I have had both experiences with Critter where they waste no time changing their residency and also had them cut right in between people trying to push them out just not willing to leave their home stand of trees and then circling back too, mostly had them change residencies. However, there are so many factors like other pressures or where they feel safe that it would be a matter of this specific herd. Best of luck, sounds like you have the first half of the puzzle cracked.


----------



## GaryFish (Sep 7, 2007)

They'll stick around, especially when they run over the ridge and find 5 more hunters there. I've had deer and elk spook and return to the same spot with as little as 15-20 minutes, especially if you don't chase them. These critters deal with stuff all the time - coyotes, cougars, mountain bikers, hikers, boy scouts, idiots with little drone thingies, and white tail ptarmigans to name a few. So a funny looking bush smells weird and they decide to go to the next ridge. If they don't feel pushed, they'll be back. Or not. They might just find a nice place to feed over there. The point is, especially in most of Utah, there is a hunter, house, four wheeler, or some other person in every canyon and every ridge. 

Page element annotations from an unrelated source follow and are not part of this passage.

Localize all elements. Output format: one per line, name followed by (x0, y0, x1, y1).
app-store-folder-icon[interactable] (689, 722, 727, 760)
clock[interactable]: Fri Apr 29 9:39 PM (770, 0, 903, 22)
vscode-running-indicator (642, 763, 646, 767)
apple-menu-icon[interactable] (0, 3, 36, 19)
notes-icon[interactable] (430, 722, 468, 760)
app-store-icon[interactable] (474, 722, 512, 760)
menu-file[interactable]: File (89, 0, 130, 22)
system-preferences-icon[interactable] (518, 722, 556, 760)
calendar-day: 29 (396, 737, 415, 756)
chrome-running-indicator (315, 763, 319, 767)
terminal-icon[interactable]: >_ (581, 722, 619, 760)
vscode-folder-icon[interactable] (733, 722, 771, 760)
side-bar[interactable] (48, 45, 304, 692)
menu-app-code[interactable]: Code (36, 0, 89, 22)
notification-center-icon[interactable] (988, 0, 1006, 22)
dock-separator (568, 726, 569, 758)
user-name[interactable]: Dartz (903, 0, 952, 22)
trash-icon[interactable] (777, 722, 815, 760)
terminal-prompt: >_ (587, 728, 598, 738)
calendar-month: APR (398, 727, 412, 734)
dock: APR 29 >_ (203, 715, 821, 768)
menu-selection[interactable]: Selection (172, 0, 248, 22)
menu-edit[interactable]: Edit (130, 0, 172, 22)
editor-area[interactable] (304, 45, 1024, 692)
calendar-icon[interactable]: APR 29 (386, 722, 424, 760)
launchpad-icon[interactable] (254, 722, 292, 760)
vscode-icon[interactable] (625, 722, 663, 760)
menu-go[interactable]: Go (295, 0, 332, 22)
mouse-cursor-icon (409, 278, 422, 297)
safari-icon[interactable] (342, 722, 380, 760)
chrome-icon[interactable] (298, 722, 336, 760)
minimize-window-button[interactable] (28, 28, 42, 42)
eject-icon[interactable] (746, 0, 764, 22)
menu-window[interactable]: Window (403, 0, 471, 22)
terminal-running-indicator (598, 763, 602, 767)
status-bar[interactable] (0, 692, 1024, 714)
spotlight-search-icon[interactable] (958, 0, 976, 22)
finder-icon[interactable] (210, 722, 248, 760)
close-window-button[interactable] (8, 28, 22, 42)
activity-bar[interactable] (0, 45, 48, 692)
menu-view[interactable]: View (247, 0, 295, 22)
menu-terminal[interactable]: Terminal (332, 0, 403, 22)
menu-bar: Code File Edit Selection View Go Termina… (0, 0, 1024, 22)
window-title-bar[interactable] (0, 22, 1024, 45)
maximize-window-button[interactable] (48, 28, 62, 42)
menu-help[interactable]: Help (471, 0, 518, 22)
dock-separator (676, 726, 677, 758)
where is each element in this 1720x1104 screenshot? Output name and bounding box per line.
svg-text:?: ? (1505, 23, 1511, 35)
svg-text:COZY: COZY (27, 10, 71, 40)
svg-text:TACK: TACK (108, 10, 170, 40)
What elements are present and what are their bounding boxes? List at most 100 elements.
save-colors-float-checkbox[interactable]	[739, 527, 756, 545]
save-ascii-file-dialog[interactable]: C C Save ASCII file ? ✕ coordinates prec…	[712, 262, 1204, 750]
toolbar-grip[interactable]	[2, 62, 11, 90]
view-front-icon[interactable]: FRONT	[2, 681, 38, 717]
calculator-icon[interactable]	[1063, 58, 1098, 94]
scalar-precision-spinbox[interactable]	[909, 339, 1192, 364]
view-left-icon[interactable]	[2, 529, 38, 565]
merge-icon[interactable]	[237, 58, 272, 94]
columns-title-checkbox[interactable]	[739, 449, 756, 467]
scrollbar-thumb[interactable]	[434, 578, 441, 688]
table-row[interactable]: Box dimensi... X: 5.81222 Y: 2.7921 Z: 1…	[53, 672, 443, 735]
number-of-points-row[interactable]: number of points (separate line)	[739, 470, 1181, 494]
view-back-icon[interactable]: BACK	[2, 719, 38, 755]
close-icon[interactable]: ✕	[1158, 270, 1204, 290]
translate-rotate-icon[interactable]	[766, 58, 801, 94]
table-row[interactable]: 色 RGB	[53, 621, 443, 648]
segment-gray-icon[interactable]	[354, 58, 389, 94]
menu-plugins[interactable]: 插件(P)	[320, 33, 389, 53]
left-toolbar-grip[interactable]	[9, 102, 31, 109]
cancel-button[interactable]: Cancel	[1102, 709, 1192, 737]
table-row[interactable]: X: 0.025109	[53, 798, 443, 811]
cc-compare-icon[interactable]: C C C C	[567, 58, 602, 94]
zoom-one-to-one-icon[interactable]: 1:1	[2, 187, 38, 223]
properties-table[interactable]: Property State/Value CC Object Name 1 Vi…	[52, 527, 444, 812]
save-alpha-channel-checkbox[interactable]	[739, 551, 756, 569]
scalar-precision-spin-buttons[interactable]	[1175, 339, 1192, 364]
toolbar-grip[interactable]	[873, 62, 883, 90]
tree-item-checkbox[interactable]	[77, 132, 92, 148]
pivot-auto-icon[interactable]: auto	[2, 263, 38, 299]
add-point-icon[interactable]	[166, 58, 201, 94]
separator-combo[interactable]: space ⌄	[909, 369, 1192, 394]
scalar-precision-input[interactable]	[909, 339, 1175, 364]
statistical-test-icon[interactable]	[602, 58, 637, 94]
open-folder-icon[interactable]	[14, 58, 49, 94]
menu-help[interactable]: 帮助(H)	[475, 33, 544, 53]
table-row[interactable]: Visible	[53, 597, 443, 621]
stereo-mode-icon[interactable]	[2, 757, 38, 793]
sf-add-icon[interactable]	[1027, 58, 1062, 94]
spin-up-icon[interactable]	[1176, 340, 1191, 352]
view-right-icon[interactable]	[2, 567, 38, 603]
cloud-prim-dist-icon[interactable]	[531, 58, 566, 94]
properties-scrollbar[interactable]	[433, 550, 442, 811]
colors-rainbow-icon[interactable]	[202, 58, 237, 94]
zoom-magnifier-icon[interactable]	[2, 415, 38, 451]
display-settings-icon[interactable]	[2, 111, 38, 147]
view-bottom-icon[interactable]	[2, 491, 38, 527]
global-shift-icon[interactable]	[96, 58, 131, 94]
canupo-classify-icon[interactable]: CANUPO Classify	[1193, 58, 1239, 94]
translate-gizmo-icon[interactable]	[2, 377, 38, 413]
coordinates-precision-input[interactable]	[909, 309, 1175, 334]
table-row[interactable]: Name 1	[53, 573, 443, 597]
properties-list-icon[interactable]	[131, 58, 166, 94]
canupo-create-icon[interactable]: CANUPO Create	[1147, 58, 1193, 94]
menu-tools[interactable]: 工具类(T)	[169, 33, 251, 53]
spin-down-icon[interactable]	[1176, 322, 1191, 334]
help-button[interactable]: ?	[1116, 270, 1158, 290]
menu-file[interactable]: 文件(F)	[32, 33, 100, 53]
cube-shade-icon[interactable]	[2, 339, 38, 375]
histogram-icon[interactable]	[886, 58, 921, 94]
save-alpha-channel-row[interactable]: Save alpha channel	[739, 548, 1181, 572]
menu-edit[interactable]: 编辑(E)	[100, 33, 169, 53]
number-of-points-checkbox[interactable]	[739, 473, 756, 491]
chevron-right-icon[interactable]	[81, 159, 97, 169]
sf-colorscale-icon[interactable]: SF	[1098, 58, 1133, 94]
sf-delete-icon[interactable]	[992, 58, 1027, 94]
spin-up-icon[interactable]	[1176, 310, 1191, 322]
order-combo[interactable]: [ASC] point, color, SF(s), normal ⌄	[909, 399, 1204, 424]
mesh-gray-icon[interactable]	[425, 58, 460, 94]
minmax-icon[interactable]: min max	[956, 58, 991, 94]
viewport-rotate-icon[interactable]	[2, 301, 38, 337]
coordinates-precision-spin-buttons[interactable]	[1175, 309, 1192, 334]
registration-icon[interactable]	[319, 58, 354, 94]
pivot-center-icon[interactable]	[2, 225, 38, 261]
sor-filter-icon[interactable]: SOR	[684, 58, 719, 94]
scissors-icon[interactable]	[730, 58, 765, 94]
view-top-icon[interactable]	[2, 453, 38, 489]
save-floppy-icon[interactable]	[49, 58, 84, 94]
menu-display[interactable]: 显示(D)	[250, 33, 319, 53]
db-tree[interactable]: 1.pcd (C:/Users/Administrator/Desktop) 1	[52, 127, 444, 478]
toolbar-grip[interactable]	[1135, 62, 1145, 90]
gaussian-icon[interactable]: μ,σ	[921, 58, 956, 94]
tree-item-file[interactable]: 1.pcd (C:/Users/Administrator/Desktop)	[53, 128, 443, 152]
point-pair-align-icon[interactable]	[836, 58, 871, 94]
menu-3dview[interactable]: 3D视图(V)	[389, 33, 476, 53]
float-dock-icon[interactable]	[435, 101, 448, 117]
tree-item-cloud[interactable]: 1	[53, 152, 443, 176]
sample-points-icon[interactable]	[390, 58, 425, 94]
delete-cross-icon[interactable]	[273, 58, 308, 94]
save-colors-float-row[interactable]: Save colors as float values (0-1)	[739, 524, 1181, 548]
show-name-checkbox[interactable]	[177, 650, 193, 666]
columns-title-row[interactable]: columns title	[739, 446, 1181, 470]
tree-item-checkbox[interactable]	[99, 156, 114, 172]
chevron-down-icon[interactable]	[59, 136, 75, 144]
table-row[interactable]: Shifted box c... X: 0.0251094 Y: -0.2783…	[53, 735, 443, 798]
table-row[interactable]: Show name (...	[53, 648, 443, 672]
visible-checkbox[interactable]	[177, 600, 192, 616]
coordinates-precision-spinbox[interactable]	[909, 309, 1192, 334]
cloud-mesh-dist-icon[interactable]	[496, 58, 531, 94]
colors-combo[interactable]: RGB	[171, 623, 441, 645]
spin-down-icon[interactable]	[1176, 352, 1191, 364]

The reason that some hunters ALWAYS fill their tags, and some hunters happen into filling their tags, is some hunters have a spot and know there is game always there, and know that the game sticks around in the same spots, even when pressured.


----------



## chukarfool (Aug 25, 2015)

Thanks for all the input. I went back to the same area this past weekend expecting to find some elk. I didn't see any. A herd of sheep had moved into the area. The sheep herder was riding around on his horse whistling and yelling. One of those big white sheep dogs came running up right through my set up and started barking like crazy. The next day, I decided to hike up high above the sheep. I came across some real fresh poop, but that's about it. Now I've pretty much depleted all my resources for the season so I guess I will wait for the rut and try the extended. One good thing, I'll be going back with the dog to shoot some of those grouse!


----------



## 30-06-hunter (Sep 22, 2013)

chukarfool said:


> Thanks for all the input. I went back to the same area this past weekend expecting to find some elk. I didn't see any. A herd of sheep had moved into the area. The sheep herder was riding around on his horse whistling and yelling. One of those big white sheep dogs came running up right through my set up and started barking like crazy. The next day, I decided to hike up high above the sheep. I came across some real fresh poop, but that's about it. Now I've pretty much depleted all my resources for the season so I guess I will wait for the rut and try the extended. One good thing, I'll be going back with the dog to shoot some of those grouse!


Yeah, I have found some great grouse spots as well while looking for elk, toss a couple in the crock pot with your favorite salsa and make shredded tacos with it.


----------



## quartz (Dec 16, 2013)

I just love general elk behavior threads like this, for some reason they seem better than any book. Thanks for getting it started @chukarfool.


----------



## phorisc (Feb 2, 2011)

I think there is always a gamble...they can come back the next day or awhile later...
I like to share evidence with the crap i fling so here is a archery hunt I saw on youtube where the bull comes back to the same exact spot to feed...and he had shot it in the shoulder the weekend before or the previous day...


----------



## brendo (Sep 10, 2013)

phorisc said:


> I think there is always a gamble...they can come back the next day or awhile later...
> I like to share evidence with the crap i fling so here is a archery hunt I saw on youtube where the bull comes back to the same exact spot to feed...and he had shot it in the shoulder the weekend before or the previous
> 
> He was on a podcast with jay scott and talked about this hunt. The funny thing is everyone told him he was wasting his time by going back. He didn't give up and in the end it paid off!


----------



## Kevin D (Sep 15, 2007)

Here is my rule of thumb on elk behavior: If you jump an elk herd out of it's bed, they're gone and they ain't coming back. If you jump an elk herd that is already up and feeding, they'll still likely hang around the area unless you really push them hard. There are exceptions of course, particularly during transitional times like when they are getting ready to move from summer range to winter range where even the slightest interruption will send them packing. Or when they are already on the winter range and there are fewer options available.


----------



## APD (Nov 16, 2008)

phorisc said:


> I think there is always a gamble...they can come back the next day or awhile later...
> I like to share evidence with the crap i fling so here is a archery hunt I saw on youtube where the bull comes back to the same exact spot to feed...and he had shot it in the shoulder the weekend before or the previous day...


that's a cool video.


----------